Smith & Wesson: Dirt Cheap As Market Is At Peak

| About: Smith & (SWHC)

When market is having a correction and is trading for low prices, it is very easy to find good value plays. On the other hand, when market is at (for Dow Jones Index) or near (for S&P 500 Index) all-time high, It becomes much more difficult to find good value plays, because a lot of stocks become either overpriced or at least fairly priced at that point. Smith & Wesson (NASDAQ:SWHC) provides one of those great opportunities to get a growth stock for a really cheap price when the market is nearly peaking.

Putting all politics aside, the company's products see very strong demand, and the strong demand will not be going away anytime soon. We are looking at a company that grew its revenues by 39% in the last quarter, raised its guidance for another year of double-digit revenue growth, and this company still trades for a single digit P/E ratio. Apart from Apple (NASDAQ:AAPL), Smith & Wesson is truly one of the cheapest companies out there.

According to Smith & Wesson's latest guidance, the company is expected to grow its revenues by another 40% and it is expected to earn $1.18 per share. Given the current share price of $9.20, we are looking at a pretty cheap stock. Typically, companies that can grow its revenues and earnings by 30-40% year on year will be assigned a P/E ratio of 20 or more. As a general rule, a P/E ratio of 10 implies that a company's revenues and earnings will be flat for the next few years. A P/E ratio below 10 implies that a company will see revenue and earnings drop and a P/E ratio above 10 implies that investors believe that the company will see revenue and earnings growth. This company already beat the latest estimates and gave guidance that suggest a lot of growth, yet investors price the company as if it will see no growth, or even as if it will see some earnings decline. Given Smith & Wesson's huge backlog that will take years to clear, I don't see the company seeing an earnings decline anytime soon unless its production sees some major disruption due to a natural disaster or something.

According to the earnings call that was held recently, the company is working on increasing its production rate in order to address the backlog, even though the specifics of the increased production capacity were not mentioned. It was said that one of the production plants has been working on full capacity for the last 4 quarters straight. It looks like the demand increases at a much faster rate than the company is able to increase its production. On a positive side, the company's profit margin was up from 30% to 37% in the last quarter as a result of conservative growth of its production capacity.
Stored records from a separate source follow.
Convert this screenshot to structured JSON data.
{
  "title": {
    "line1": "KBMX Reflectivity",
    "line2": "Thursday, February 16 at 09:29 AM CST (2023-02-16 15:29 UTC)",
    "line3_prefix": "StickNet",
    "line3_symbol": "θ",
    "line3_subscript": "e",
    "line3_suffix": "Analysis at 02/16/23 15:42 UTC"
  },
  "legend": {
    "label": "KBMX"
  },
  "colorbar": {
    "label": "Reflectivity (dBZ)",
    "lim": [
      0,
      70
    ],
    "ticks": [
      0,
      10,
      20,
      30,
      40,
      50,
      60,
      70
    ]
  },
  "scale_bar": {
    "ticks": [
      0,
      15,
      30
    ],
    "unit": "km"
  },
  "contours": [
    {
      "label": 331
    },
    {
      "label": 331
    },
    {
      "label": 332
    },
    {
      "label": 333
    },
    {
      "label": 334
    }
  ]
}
If the company ramped up production too fast, its margin growth might not have been that great. Also, keep in mind that Smith & Wesson's margin growth came despite the company spent significantly more money on research, development and marketing in the last quarter compared to the quarter before.

Currently, Smith & Wesson doesn't have dividends, but the company is actively buying back shares, which makes each share more valuable as years go by. The company already spent $20 million on share repurchases and plans to spend another $15 before the fiscal year ends. The number compares nicely with the current market cap of Smith & Wesson, which is around $585 million. At the current rate of generating cash flow, the company will be able to pay off all its existing debt in a matter of few years. Currently, Smith & Wesson has $58 million in cash and $44 million in debt and the company is able to generate free cash flow of $20 million per quarter. Once the company pays off its debt, not only it will be able to afford a higher P/E ratio, but it will also be able to afford more share repurchases and even start paying dividends.

Since announcing great results and increasing its guidance, the share price for Smith &Wesson declined by 13%. This was mostly due to fears of a possible ban on assault weapons. On Thursday, The Senate Judiciary Committee agreed to ban assault weapons, which added up to the plunge of the stock. First, I don't think this will pass in the Senate, second, even if it passes the Senate, this will not hurt the company's sales that badly. After all, Smith & Wesson sells a variety of products, including but not limited to assault weapons. If assault weapons are banned, the gun buyers will not simply stop buying guns, they will just switch to different kinds of guns.

This is a solid company with solid growth and strong demand. While Dow Jones nears 14,500 and S&P 500 nears 1600, it is incredibly difficult to find cheap stocks but Smith & Wesson provides another opportunity for value investors.

Disclosure: I am long SWHC. I wrote this article myself, and it expresses my own opinions. I am not receiving compensation for it (other than from Seeking Alpha). I have no business relationship with any company whose stock is mentioned in this article.